If you didn’t notice the absurd explanations or sketches, the video that really gives it away is the car stopping one. A multi ton 10 foot tall hunk of metal would not move like that. Big things look slow.
Notice how I said that I really enjoyed the VIDEOs… it’s not real… I don’t think.
However, for anyone who has seen any industrial robots, things that are this large are indeed capable of moving this fast and fluid in real life. Minus catching the car… I don’t think many of these are particularly far fetched. I don’t think this is nearly far out there as people make it seem.
The sketches that he’s using and the related formula are actually quite accurate. He’s sketched out jacobian matricies for link acceleration and velocities. They certainly aren’t random forumulae, on the contrary, they’re exactly what you’d use for this sort of problem.
Reviewing the whole site outside of the video, including the interview, make it seem much more pluasable than a video would make it seem.
Just some food for thought. And… I see it’s already been posted by Brandon on CD before. My bad!
I know there are industrial robots of this size, but im almost defenitley sure that they dont walk on two legs if at all.
Several things that put doubt in my mind right away:
That junk about overengineering Mini’s for use in robots, completely not true, obviously.
Random Spinning wheel and tire on the robots shoulders.
Sketches for the head conveniently have parts to make a face.
HUD looks way to nice looking to be real. For something not even near production, they surely would not spend so much effort on a nice pretty GUI counterpart to what the robot is actually doing.
White background for the arm test, though im not exactly sure how, yet, im sure its making the video editing easier. (you’d think as long as its rendered with an alpha channel or mono color background it’d be alright, but i guess not.)
One thing that really added to it was the sound of the motor revving whenever it stepped, that was really cool.
The wheels that are spinning aren’t random. You’ll notice they’re on both the arms and the legs. In the interview, he claims they’re actually fly-wheels, used to conserve enegry as the robot moves.
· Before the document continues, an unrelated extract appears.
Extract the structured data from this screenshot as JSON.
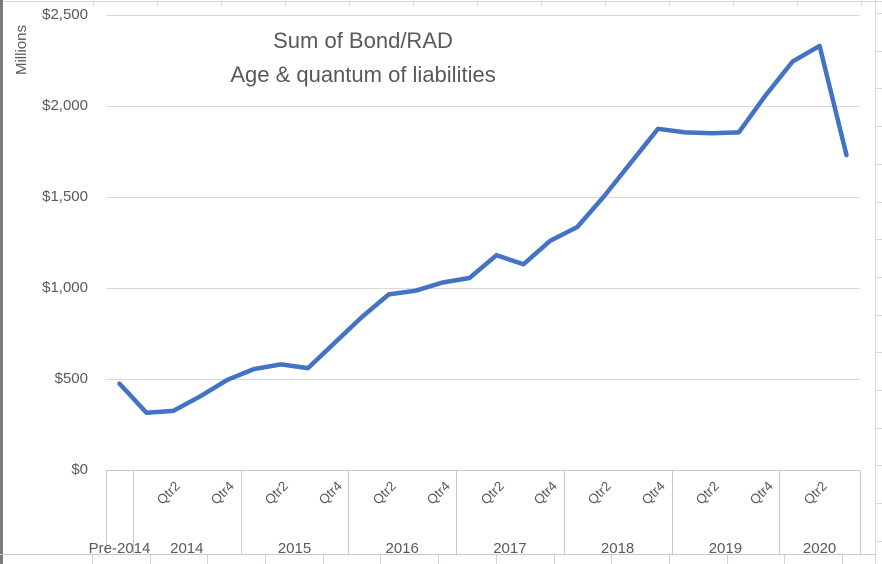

They spin appropriately in the videos for this function.
There’s nothing fundamentally wrong with making sensors and whatnot to resemble the human face… I don’t think that this has much weight at all on the plausability of this project.
The HUD… eh… it’s a little hokey… but actually somewhat reasonable. From as best as I can tell, this guy is claiming to be somewhat freelance, and for the amount of stuff it’s claiming to do… you’d need a HUD with strong feedback like that.
And you could even argue the white background is added to improve visability for the viewer…
Again, not claiming this is real… just saying it’s not **hopelessly **fake.
I know you are just playing devil’s advocate, but i guess ill just play… an angel
Ok, saying he is freelance might explain a lot of stuff that isnt for performace, but jsut for fun, like flywheels with a rubber outer ring (mr^2…) and putting work into making a humanoid face, even if that means mounting a radiator in an inconvenient place requiring tubing that has to flex and such. But the freelance thing as a whole destroys all plausability. Look at what Sony, a world giant in electronics can do with whole teams of engineers and massive funds can do, little, 23 inch, Qiro. There is no way that this man, no matter how good BMW engineers are could possibly solve the myriad of gigantic problems (i’d say the walking, and the jogging that he mentions, is the biggest).